We were able to obtain pure phloem exudate from Arabidopsis thaliana in amounts large enough to allow for simultaneous metabolite and protein analysis. Using our method, we will now be able to isolate and unambiguously identify proteins present in the Arabidopsis phloem sap and study their function. This combined approach, while more elaborate and time-consuming, can yield new and important aspects of phloem transport and lead to a better understanding of previously undescribed proteins found during large-scale proteomics analyses. We were able to detect several regulatory systems, some of which had not been described before in sieve elements: (I) A phospho-myo-inositol-dependent system possibly involved in the regulation of phosphate homeostasis, (II) a lipid-binding/transport system and (III) the presence of mRNA as well as several RNA-binding proteins as an explanation for stable mRNA transport in the sieve elements. We are now in the process of analyzing several of the proteins as well as the mRNA population found in the phloem.

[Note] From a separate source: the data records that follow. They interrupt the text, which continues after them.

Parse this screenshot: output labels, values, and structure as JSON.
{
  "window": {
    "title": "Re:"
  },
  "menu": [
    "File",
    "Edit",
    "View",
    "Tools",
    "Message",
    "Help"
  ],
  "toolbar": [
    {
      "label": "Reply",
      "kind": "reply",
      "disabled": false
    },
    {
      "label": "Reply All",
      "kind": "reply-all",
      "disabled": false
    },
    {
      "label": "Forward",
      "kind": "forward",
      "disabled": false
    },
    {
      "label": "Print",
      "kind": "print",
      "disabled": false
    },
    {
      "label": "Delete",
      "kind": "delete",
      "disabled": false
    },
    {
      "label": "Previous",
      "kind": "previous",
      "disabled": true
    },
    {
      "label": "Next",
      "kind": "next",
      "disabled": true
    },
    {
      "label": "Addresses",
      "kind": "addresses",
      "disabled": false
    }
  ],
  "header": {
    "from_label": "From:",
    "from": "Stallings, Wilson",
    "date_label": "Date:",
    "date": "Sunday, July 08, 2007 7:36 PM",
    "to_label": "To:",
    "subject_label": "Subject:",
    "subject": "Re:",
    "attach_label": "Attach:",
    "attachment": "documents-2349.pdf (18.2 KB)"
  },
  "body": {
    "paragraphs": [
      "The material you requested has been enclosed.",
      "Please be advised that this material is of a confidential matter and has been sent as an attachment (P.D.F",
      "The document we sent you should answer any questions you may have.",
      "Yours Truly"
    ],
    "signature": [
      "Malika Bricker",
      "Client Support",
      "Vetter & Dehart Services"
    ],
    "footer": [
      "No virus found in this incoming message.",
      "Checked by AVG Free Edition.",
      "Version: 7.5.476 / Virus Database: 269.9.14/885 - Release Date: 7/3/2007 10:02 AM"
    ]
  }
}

II) Plant cells are surrounded by the cell wall and, where the tissue meets the environment, are covered by the cuticle. While the cell wall is largely composed of interconnected carbohydrates and proteins, the structural component of the cuticle is cutin, a polyester compound composed mainly of C16- and C18- hydroxy and epoxy fatty acids. The cell wall plays a role in regulating the degree of cell- and organ expansion; it gives the plant stability/structure, and it is a barrier against pathogen infection. The cuticle is essential for proper organ formation, a barrier to water loss and pathogen entry, and - as we have shown - also plays a role in regulating plant growth. We are using proteomics to identify proteins that are enriched in the outer epidermal cells of rapidly growing corn coleoptile and will be testing their expression and role during plant growth. The changes in the plant cell wall and cuticle during rapid tissue expansion.

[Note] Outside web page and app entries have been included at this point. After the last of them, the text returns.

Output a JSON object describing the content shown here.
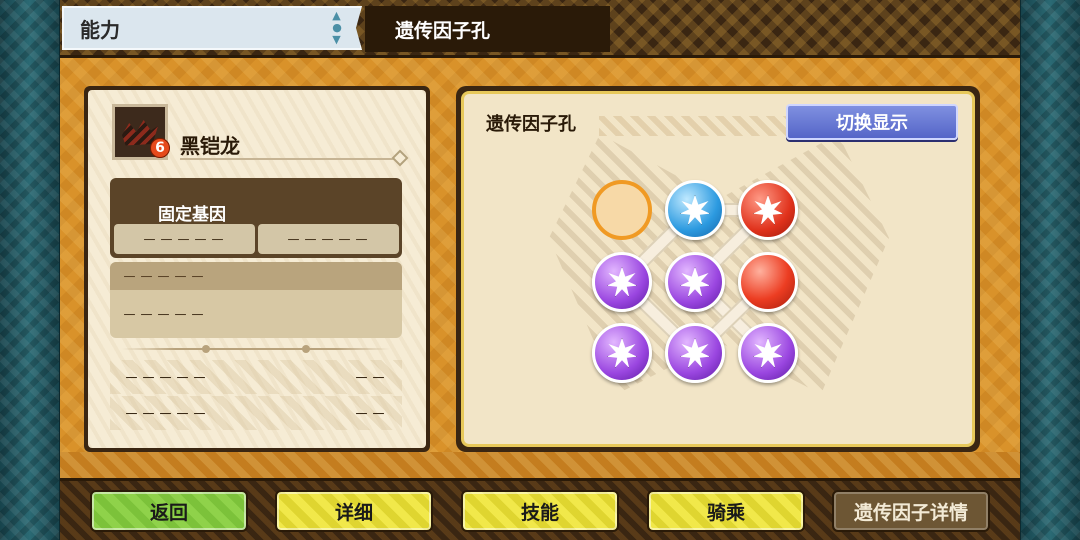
{
  "header": {
    "ability_tab": "能力",
    "title": "遗传因子孔"
  },
  "monster": {
    "name": "黑铠龙",
    "rarity": "6"
  },
  "genes": {
    "title": "固定基因",
    "slot_a": "－－－－－",
    "slot_b": "－－－－－"
  },
  "info": {
    "head": "－－－－－",
    "body": "－－－－－"
  },
  "stats": [
    {
      "label": "－－－－－",
      "value": "－－"
    },
    {
      "label": "－－－－－",
      "value": "－－"
    }
  ],
  "gene_panel": {
    "title": "遗传因子孔",
    "toggle_label": "切换显示",
    "slots": [
      {
        "type": "empty",
        "name": "empty-slot"
      },
      {
        "type": "blue",
        "name": "blue-gene-slot"
      },
      {
        "type": "red",
        "name": "red-gene-slot"
      },
      {
        "type": "purple",
        "name": "purple-gene-slot"
      },
      {
        "type": "purple",
        "name": "purple-gene-slot"
      },
      {
        "type": "red-plain",
        "name": "red-plain-slot"
      },
      {
        "type": "purple",
        "name": "purple-gene-slot"
      },
      {
        "type": "purple",
        "name": "purple-gene-slot"
      },
      {
        "type": "purple",
        "name": "purple-gene-slot"
      }
    ]
  },
  "buttons": {
    "back": "返回",
    "detail": "详细",
    "skills": "技能",
    "ride": "骑乘",
    "gene_detail": "遗传因子详情"
  },
  "colors": {
    "frame_orange": "#d9922a",
    "panel_cream": "#f6ecd5",
    "toggle_blue": "#5565c8",
    "button_green": "#8fd24a",
    "button_yellow": "#f1e84a"
  }
}
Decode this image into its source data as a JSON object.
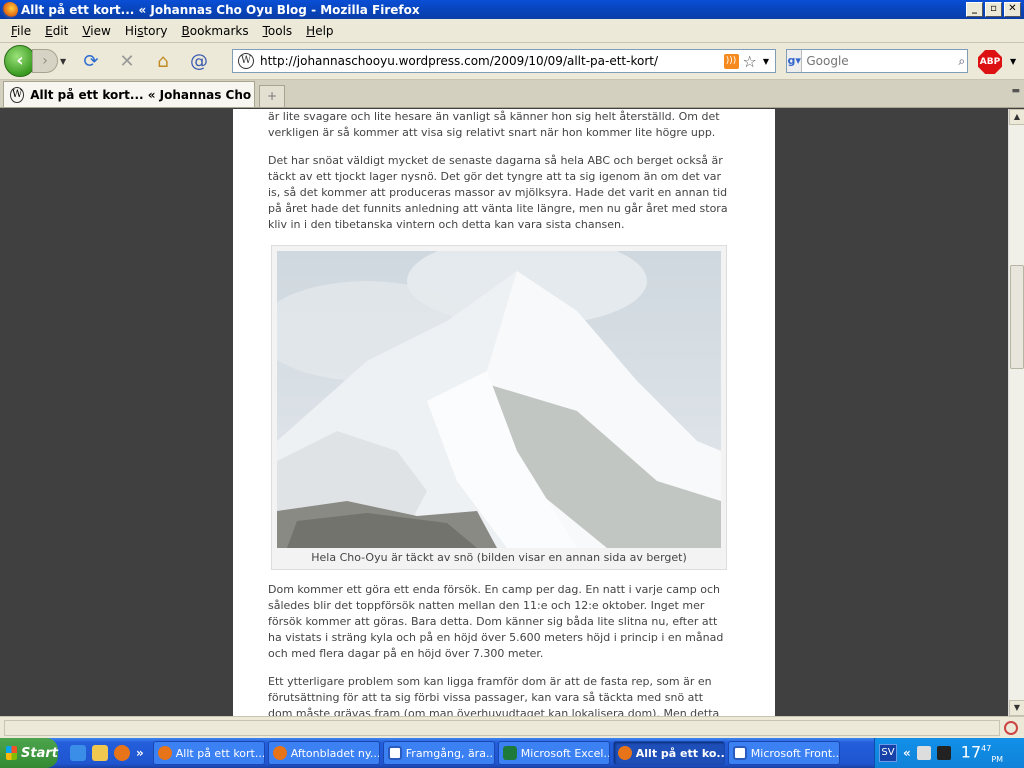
{
  "window": {
    "title": "Allt på ett kort... « Johannas Cho Oyu Blog - Mozilla Firefox",
    "buttons": [
      "_",
      "▫",
      "✕"
    ]
  },
  "menu": [
    {
      "accel": "F",
      "rest": "ile"
    },
    {
      "accel": "E",
      "rest": "dit"
    },
    {
      "accel": "V",
      "rest": "iew"
    },
    {
      "accel": "",
      "rest": "Hi",
      "accel2": "s",
      "rest2": "tory"
    },
    {
      "accel": "B",
      "rest": "ookmarks"
    },
    {
      "accel": "T",
      "rest": "ools"
    },
    {
      "accel": "H",
      "rest": "elp"
    }
  ],
  "nav": {
    "url": "http://johannaschooyu.wordpress.com/2009/10/09/allt-pa-ett-kort/",
    "search_placeholder": "Google",
    "abp": "ABP",
    "rss": ")))"
  },
  "tab": {
    "title": "Allt på ett kort... « Johannas Cho Oy..."
  },
  "post": {
    "paragraphs": [
      "Johanna känner sig helt återställd i lungorna och även om hennes röst fortfarande är lite svagare och lite hesare än vanligt så känner hon sig helt återställd. Om det verkligen är så kommer att visa sig relativt snart när hon kommer lite högre upp.",
      "Det har snöat väldigt mycket de senaste dagarna så hela ABC och berget också är täckt av ett tjockt lager nysnö. Det gör det tyngre att ta sig igenom än om det var is, så det kommer att produceras massor av mjölksyra. Hade det varit en annan tid på året hade det funnits anledning att vänta lite längre, men nu går året med stora kliv in i den tibetanska vintern och detta kan vara sista chansen."
    ],
    "caption": "Hela Cho-Oyu är täckt av snö (bilden visar en annan sida av berget)",
    "paragraphs_after": [
      "Dom kommer ett göra ett enda försök. En camp per dag. En natt i varje camp och således blir det toppförsök natten mellan den 11:e och 12:e oktober. Inget mer försök kommer att göras. Bara detta. Dom känner sig båda lite slitna nu, efter att ha vistats i sträng kyla och på en höjd över 5.600 meters höjd i princip i en månad och med flera dagar på en höjd över 7.300 meter.",
      "Ett ytterligare problem som kan ligga framför dom är att de fasta rep, som är en förutsättning för att ta sig förbi vissa passager, kan vara så täckta med snö att dom måste grävas fram (om man överhuvudtaget kan lokalisera dom). Men detta får dom inga svar på förrän dom är där. Nu gäller det alltså. Allt på ett kort."
    ]
  },
  "taskbar": {
    "start": "Start",
    "tasks": [
      {
        "label": "Allt på ett kort...",
        "icon": "firefox-icon",
        "color": "#e8741a",
        "active": false
      },
      {
        "label": "Aftonbladet ny...",
        "icon": "firefox-icon",
        "color": "#e8741a",
        "active": false
      },
      {
        "label": "Framgång, ära...",
        "icon": "word-icon",
        "color": "#2b5bbf",
        "active": false
      },
      {
        "label": "Microsoft Excel...",
        "icon": "excel-icon",
        "color": "#1d7a3a",
        "active": false
      },
      {
        "label": "Allt på ett ko...",
        "icon": "firefox-icon",
        "color": "#e8741a",
        "active": true
      },
      {
        "label": "Microsoft Front...",
        "icon": "frontpage-icon",
        "color": "#2b5bbf",
        "active": false
      }
    ],
    "lang": "SV",
    "clock_hour": "17",
    "clock_min": "47",
    "clock_ampm": "PM",
    "more": "»",
    "tray_more": "«"
  }
}
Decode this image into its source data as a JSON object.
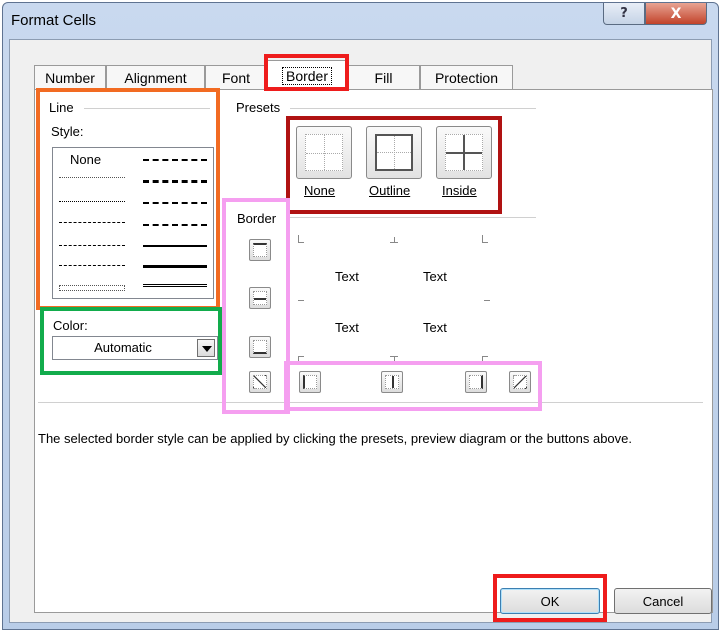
{
  "window": {
    "title": "Format Cells",
    "help_icon": "?",
    "close_icon": "X"
  },
  "tabs": [
    {
      "label": "Number"
    },
    {
      "label": "Alignment"
    },
    {
      "label": "Font"
    },
    {
      "label": "Border",
      "active": true
    },
    {
      "label": "Fill"
    },
    {
      "label": "Protection"
    }
  ],
  "line": {
    "group_label": "Line",
    "style_label": "Style:",
    "style_none": "None",
    "color_label": "Color:",
    "color_value": "Automatic"
  },
  "presets": {
    "group_label": "Presets",
    "items": [
      {
        "label": "None"
      },
      {
        "label": "Outline"
      },
      {
        "label": "Inside"
      }
    ]
  },
  "border": {
    "group_label": "Border",
    "preview_text": [
      "Text",
      "Text",
      "Text",
      "Text"
    ]
  },
  "description": "The selected border style can be applied by clicking the presets, preview diagram or the buttons above.",
  "buttons": {
    "ok": "OK",
    "cancel": "Cancel"
  },
  "highlight_colors": {
    "red": "#ee1c1c",
    "orange": "#f26b22",
    "green": "#12ac4c",
    "dark_red": "#b01212",
    "pink": "#f59ff0"
  }
}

Rapidly growing corn coleoptiles display a phenomenon called “tissue tension”. When they are cut longitudinally, they curve outwards with the epidermis on the concave side of the section. Tissue tension has been interpreted as the manifestation of two conflicting forces: the epidermis is under tension because it is growth limiting, while the inner tissue does not limit growth and is under compression. During examination of the cell ultrastructure of rapidly growing plants, osmiophilic particles (OPs) had been observed in several plant species. These particles are 80-300nm in diameter. Electron microscopy and labeling experiments had shown that they are closely associated with the outer epidermis of growing tissues, are going through the secretory pathway, and are, at least in part, proteinaceous. From their location and time of appearance we can assume that they are related to either cell-wall or cuticle biosynthesis. As precursors of the plant cuticle, they would be essential in multiple ways: in addition to playing a role in plant growth, they may be important in the defense against pathogens and in the prevention of water loss. We used a proteomics approach to try to identify novel proteins involved in regulating plant growth via cell wall or cuticle biosynthesis by comparing the protein profile of slow versus rapidly growing coleoptile and coleoptile epidermis.
We were able to identify over 80 proteins that appear to be induced in rapidly growing coleoptile epidermis. Half of those are related to protein synthesis/maintenance and 11% are potentially associated with the cell wall, cuticle, or lipid metabolism. We are now analyzing the expression and distribution of the latter proteins plus an additional three hypothetical proteins with unknown function.